Jeff Kazee with daughters Vassileia and Sophia - photograph by Mike Saunders

"The main thing I took away from Jukestock was the true sense of a fan community. So many folks that knew each other from the shows, fanzines, and the still-emerging internet, hanging together for a few days and telling stories of their many experiences and connections with the band. Not only did they come for the special Jukes show, but they were digging our various musical side-hustles as well! Everybody was hungry to connect and feel the music as the ultimate insider. I'd been in the band for just a few years and couldn't fathom that so many fans had any idea of who I was. The warmth and interest they showed to all of us was — is —appreciated. My daughters Vassileia and Sophia were young at the time, and I remember bringing them onstage to that beautiful, smiling audience. Thanks to Maggie, Debbie, and Jane, and the many others for their inspiration and perspiration in creating Jukestock." — JEFF KAZEE

"Of course, it's real easy to recall how great the musicians were and how much fun everyone had over those three days," says Stan Lisowski. "But the truly special thing to come out of this were the friendships that were formed due to having 300 souls bonding together, and how all of that made them feel. Maggie, Jane, Debbie — you done good, putting things in place for those wonderful times. Moments and faces many of us will never forget. Bravo! Again!"
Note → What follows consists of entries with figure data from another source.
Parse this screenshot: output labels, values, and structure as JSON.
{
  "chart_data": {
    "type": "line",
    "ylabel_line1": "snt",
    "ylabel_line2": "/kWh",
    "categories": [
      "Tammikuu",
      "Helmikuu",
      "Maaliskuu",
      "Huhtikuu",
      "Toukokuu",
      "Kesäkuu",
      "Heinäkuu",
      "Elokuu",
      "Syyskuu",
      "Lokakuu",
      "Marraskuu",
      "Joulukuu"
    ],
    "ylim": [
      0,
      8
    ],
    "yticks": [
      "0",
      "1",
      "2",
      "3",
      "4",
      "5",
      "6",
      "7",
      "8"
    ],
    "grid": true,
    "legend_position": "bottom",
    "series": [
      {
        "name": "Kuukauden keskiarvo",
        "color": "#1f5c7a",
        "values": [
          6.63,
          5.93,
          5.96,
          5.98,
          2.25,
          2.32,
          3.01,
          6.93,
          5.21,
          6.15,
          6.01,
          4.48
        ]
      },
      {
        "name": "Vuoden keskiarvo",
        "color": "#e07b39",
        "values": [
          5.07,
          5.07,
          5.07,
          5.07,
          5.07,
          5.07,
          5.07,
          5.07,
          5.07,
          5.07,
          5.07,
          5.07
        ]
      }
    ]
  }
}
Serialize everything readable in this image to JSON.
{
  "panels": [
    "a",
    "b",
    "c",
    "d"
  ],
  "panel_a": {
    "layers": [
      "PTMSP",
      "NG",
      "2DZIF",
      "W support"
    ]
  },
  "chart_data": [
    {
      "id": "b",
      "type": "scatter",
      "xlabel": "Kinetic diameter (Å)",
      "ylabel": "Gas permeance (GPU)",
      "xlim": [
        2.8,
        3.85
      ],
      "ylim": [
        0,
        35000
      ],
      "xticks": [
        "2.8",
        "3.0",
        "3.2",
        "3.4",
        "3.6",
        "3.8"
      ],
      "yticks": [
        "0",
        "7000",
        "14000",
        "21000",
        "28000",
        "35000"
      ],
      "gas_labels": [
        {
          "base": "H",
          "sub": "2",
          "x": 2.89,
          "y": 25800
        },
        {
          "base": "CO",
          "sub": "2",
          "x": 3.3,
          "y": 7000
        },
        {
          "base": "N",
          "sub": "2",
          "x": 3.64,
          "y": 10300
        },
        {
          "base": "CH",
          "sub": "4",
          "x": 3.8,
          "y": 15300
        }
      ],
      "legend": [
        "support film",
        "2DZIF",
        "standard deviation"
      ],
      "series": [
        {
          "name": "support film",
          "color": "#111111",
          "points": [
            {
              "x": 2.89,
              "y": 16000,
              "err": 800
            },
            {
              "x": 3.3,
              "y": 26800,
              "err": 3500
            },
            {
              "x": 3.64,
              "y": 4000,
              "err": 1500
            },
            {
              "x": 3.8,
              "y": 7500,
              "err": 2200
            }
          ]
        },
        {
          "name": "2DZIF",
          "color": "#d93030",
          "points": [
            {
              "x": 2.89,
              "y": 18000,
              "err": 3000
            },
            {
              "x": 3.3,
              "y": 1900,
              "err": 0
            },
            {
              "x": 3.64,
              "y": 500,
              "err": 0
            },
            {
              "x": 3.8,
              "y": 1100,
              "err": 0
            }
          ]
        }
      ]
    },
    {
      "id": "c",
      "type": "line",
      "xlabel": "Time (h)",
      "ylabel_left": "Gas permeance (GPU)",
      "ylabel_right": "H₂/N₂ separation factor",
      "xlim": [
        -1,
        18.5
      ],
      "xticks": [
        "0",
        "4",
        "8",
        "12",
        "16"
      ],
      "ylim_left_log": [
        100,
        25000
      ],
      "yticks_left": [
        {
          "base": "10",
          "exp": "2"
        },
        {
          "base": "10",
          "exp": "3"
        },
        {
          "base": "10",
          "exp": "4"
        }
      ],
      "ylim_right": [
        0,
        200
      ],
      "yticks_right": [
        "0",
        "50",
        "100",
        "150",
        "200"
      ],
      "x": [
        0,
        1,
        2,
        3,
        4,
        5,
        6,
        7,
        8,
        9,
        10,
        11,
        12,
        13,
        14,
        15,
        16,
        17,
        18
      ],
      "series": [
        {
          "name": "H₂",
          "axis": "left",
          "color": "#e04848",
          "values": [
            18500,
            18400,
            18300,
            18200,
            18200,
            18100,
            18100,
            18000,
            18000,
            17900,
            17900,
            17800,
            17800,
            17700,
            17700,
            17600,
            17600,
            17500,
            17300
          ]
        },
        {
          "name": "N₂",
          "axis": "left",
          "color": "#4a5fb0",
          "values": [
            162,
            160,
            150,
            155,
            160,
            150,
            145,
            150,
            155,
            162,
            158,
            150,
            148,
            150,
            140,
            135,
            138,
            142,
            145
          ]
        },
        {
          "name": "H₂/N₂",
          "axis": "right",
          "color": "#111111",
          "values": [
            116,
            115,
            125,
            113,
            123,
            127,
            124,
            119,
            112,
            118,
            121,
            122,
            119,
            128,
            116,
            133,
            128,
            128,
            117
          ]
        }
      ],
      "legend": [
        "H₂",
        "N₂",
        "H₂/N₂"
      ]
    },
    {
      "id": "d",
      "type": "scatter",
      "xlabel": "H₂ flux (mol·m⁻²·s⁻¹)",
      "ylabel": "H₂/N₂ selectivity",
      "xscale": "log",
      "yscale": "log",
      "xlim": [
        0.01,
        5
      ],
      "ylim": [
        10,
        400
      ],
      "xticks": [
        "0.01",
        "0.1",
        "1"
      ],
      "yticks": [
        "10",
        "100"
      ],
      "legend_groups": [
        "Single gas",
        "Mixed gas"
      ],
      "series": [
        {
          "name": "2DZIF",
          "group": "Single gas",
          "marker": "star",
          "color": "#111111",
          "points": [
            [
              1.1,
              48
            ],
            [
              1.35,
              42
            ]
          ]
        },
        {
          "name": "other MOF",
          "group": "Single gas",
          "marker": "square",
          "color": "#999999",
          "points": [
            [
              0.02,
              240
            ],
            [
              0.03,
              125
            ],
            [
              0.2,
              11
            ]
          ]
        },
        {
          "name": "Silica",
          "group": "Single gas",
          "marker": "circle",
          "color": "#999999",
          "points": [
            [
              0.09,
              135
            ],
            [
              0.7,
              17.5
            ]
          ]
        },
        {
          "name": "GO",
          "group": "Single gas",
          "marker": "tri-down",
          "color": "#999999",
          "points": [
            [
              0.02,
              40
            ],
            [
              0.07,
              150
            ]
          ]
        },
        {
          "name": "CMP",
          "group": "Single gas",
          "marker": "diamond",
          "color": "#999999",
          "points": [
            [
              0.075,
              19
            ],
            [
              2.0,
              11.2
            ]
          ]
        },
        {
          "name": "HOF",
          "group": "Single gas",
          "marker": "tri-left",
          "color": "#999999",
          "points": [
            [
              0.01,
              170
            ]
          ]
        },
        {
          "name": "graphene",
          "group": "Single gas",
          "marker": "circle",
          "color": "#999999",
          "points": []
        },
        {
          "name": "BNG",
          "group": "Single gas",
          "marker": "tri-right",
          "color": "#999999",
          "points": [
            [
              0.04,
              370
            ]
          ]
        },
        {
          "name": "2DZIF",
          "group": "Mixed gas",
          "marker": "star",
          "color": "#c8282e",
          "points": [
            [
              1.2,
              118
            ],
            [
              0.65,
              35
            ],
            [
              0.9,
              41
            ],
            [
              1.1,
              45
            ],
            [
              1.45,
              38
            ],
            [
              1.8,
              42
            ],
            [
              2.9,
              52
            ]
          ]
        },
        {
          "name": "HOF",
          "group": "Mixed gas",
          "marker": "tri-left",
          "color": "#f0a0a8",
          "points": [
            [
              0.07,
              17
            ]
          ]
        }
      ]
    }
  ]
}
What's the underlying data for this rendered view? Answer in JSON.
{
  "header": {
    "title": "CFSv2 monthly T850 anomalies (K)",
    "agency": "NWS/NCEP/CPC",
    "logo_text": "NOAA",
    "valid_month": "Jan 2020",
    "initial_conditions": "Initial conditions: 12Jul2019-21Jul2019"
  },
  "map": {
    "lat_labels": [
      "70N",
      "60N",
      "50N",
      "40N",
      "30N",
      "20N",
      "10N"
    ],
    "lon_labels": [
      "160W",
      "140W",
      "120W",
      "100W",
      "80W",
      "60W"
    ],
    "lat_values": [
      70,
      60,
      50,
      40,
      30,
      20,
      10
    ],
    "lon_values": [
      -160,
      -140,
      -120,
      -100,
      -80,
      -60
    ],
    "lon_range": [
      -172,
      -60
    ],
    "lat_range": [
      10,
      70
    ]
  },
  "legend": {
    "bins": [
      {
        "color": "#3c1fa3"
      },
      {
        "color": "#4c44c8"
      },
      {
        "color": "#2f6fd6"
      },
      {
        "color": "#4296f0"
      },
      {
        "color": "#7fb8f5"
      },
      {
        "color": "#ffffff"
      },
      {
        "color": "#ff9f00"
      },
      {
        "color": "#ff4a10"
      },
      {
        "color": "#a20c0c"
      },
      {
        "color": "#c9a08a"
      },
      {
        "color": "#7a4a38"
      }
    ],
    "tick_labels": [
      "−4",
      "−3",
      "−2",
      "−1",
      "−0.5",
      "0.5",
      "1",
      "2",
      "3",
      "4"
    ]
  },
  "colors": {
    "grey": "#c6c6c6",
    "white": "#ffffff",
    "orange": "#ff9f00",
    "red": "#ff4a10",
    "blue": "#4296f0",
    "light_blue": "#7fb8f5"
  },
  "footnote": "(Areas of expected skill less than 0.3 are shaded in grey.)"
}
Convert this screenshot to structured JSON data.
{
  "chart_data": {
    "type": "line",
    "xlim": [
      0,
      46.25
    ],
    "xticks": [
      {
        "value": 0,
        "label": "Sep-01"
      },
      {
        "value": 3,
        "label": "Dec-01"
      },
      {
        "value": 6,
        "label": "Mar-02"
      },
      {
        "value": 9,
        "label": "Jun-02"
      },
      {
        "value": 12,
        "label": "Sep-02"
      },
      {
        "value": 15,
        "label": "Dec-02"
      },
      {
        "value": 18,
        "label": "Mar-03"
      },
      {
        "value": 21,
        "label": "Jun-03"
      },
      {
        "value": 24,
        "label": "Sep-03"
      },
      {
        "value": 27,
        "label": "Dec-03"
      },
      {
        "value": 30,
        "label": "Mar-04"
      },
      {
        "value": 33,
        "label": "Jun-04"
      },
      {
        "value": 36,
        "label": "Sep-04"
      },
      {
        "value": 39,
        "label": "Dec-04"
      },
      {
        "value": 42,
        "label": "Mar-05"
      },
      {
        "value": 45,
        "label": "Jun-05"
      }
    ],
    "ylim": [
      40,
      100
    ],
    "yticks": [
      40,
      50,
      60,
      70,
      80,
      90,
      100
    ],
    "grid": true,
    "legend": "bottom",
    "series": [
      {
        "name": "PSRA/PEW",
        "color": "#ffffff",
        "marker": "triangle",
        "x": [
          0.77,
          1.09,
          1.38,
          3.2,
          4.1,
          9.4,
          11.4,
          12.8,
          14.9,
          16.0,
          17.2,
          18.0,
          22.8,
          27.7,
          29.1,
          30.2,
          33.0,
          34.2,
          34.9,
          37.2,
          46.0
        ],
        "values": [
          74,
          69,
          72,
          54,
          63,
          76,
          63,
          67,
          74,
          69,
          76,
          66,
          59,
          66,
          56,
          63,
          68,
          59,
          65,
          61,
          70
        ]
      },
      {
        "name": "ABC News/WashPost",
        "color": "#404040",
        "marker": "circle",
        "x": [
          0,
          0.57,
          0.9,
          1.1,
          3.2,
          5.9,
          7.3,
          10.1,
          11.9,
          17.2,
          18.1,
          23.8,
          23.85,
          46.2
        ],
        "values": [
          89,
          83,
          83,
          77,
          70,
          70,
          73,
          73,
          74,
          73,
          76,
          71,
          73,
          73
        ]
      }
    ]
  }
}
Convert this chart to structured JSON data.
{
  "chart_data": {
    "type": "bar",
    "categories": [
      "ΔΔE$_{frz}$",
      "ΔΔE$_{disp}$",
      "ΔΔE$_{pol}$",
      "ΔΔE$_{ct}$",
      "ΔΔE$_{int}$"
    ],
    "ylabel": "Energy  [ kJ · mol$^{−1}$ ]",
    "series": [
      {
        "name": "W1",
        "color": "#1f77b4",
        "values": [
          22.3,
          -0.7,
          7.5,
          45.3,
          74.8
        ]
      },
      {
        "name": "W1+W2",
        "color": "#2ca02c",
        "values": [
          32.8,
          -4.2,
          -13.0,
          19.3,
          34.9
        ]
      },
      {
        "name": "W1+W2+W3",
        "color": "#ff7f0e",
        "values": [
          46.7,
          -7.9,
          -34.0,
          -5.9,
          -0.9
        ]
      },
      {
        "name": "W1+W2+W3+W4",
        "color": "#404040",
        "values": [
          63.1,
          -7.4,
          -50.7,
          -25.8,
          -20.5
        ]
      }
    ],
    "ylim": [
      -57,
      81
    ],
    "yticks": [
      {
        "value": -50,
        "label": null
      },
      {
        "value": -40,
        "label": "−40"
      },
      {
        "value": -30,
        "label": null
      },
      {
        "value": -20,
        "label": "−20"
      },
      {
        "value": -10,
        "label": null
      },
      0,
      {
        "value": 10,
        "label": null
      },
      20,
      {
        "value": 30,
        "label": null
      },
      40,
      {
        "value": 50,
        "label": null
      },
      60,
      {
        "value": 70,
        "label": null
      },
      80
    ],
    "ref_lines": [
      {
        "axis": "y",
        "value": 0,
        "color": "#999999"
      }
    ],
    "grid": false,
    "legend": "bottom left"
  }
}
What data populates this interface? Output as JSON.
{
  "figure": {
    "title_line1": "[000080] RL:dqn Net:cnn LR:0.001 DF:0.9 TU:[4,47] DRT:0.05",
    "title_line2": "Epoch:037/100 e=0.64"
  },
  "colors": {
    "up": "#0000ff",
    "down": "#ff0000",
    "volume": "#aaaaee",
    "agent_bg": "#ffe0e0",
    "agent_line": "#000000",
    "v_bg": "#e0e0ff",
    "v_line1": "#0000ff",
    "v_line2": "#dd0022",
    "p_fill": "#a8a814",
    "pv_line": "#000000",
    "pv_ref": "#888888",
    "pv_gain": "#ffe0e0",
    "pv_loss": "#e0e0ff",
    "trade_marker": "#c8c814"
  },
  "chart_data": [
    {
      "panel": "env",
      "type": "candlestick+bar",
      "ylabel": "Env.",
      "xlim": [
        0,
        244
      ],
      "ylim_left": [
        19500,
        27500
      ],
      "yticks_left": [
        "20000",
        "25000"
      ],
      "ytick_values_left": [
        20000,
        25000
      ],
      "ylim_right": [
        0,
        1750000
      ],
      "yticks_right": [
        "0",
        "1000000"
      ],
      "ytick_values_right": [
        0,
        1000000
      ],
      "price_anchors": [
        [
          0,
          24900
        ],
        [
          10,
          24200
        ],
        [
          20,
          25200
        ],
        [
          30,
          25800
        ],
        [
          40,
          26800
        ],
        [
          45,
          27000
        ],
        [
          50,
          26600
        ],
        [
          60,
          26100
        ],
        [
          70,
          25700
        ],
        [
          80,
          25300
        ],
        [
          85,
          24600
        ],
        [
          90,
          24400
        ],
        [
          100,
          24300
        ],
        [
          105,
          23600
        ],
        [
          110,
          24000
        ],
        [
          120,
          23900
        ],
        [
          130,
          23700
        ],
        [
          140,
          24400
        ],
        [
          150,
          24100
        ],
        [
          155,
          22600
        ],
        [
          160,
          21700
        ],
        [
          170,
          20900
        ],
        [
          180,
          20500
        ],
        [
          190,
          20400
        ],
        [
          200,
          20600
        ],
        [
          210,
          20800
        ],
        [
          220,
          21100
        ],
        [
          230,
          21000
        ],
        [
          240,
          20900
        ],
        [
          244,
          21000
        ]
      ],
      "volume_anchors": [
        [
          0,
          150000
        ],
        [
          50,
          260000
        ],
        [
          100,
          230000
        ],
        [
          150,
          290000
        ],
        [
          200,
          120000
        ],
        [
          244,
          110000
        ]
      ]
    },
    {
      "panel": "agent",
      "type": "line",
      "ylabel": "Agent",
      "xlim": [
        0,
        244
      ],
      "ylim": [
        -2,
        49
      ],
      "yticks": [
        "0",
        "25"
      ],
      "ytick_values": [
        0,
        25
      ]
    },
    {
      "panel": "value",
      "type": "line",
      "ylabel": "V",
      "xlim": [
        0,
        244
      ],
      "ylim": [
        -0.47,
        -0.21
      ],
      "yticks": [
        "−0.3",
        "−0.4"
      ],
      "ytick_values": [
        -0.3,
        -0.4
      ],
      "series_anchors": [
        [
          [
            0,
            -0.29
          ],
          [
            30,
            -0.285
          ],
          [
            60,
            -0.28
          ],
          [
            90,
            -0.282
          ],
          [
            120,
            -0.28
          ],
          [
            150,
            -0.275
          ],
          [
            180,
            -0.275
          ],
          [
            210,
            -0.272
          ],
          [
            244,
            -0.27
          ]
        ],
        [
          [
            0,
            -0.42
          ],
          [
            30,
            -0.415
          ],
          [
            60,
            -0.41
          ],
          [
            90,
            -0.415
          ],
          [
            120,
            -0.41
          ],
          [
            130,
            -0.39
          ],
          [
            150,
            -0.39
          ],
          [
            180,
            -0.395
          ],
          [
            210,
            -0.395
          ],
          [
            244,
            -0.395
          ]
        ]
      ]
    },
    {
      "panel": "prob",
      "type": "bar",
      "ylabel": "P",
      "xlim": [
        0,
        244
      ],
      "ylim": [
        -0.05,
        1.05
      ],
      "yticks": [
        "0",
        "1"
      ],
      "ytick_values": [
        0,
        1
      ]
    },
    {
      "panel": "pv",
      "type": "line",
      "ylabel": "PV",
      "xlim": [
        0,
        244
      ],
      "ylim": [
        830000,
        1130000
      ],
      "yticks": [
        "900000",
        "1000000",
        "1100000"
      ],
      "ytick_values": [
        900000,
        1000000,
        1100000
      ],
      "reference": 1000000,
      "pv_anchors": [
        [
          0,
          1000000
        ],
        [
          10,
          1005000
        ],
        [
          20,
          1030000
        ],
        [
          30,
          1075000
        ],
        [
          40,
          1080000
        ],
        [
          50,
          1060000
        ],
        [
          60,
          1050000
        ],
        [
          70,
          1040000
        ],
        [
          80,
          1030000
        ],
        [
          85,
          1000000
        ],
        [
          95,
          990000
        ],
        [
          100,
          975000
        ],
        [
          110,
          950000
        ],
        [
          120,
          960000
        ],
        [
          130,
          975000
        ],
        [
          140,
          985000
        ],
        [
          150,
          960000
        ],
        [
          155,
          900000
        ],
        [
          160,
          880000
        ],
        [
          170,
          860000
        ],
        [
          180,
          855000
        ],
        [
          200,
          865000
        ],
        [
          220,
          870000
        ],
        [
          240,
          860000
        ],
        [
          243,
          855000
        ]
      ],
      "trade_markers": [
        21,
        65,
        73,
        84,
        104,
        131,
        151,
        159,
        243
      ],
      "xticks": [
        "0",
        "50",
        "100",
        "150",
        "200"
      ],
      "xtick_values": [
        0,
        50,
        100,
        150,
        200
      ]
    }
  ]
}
"What I remember best about Jukestock is the exuberance of the crowd and the band. Everybody was just so happy to be there. It was our own thing, and we truly enjoyed it. I remember Hood bopping on his chair and digging the cool memorabilia that people brought. Debbie May was so proud that she had pulled it off, along with the other fans that helped put it together. We were truly having a party. I hope we get to do it again." — SOUTHSIDE JOHNNY

L-R, standing: Jane McCreery, Hood, Joey Stann, Eddie Manion, Mark Pender; sitting: La Bamba, Muddy Shews, Debbie May, Maggie Powell, Dave Percival, Mike Saunders - photograph courtesy of Mike Saunders

Five bands, three days, two decades, one unforgettable weekend. Appropriately, the last word on Jukestock goes to the three tireless women who built it from the ground up and pulled it off magnificently.

"The whole weekend was magical," says Debbie May. "Meeting and talking with so many friends from all over and listening to great music. Thanks especially to Jane, Maggie, and all the Jukes, past and present, who were involved in making it a success."

"I never in my entire life made so many people so happy at one time, and I'm sure I never will again," reveals Jane McCreery. "That was a special time, and I was so glad to apply my event-planning skills to a joyous event instead of marketing for a Fortune 100 corporation. So many changes since then: We've lost Hood and Sean. The children of Joe Prinzo, Jeff Kazee, and Chris Anderson are adults. Jeff and Constance brought their girls to Jukestock. They had a lot of fun, mainly because I put them in another hotel that had an indoor pool. I'll never forget Jeff saying to Vassileia, 'Tell that lady what you told me.' She approached me shyly and said, 'This is the best party I ever saw.'"

"I still get goosebumps when I think about the amount of positive energy we generated on that epic weekend," says Maggie Powell. "The personal letters of thanks that Jane, Debbie, and I received afterwards from Bill Durborow and Southside Johnny told us sincerely how much they appreciated the support of their fans. I went as a fan, but I left as a Jukette. It doesn't get better than that. We could never replicate that weekend. Too much has changed. Key people have passed on. We got lucky. We created a piece of history, and we reached up and touched the sky."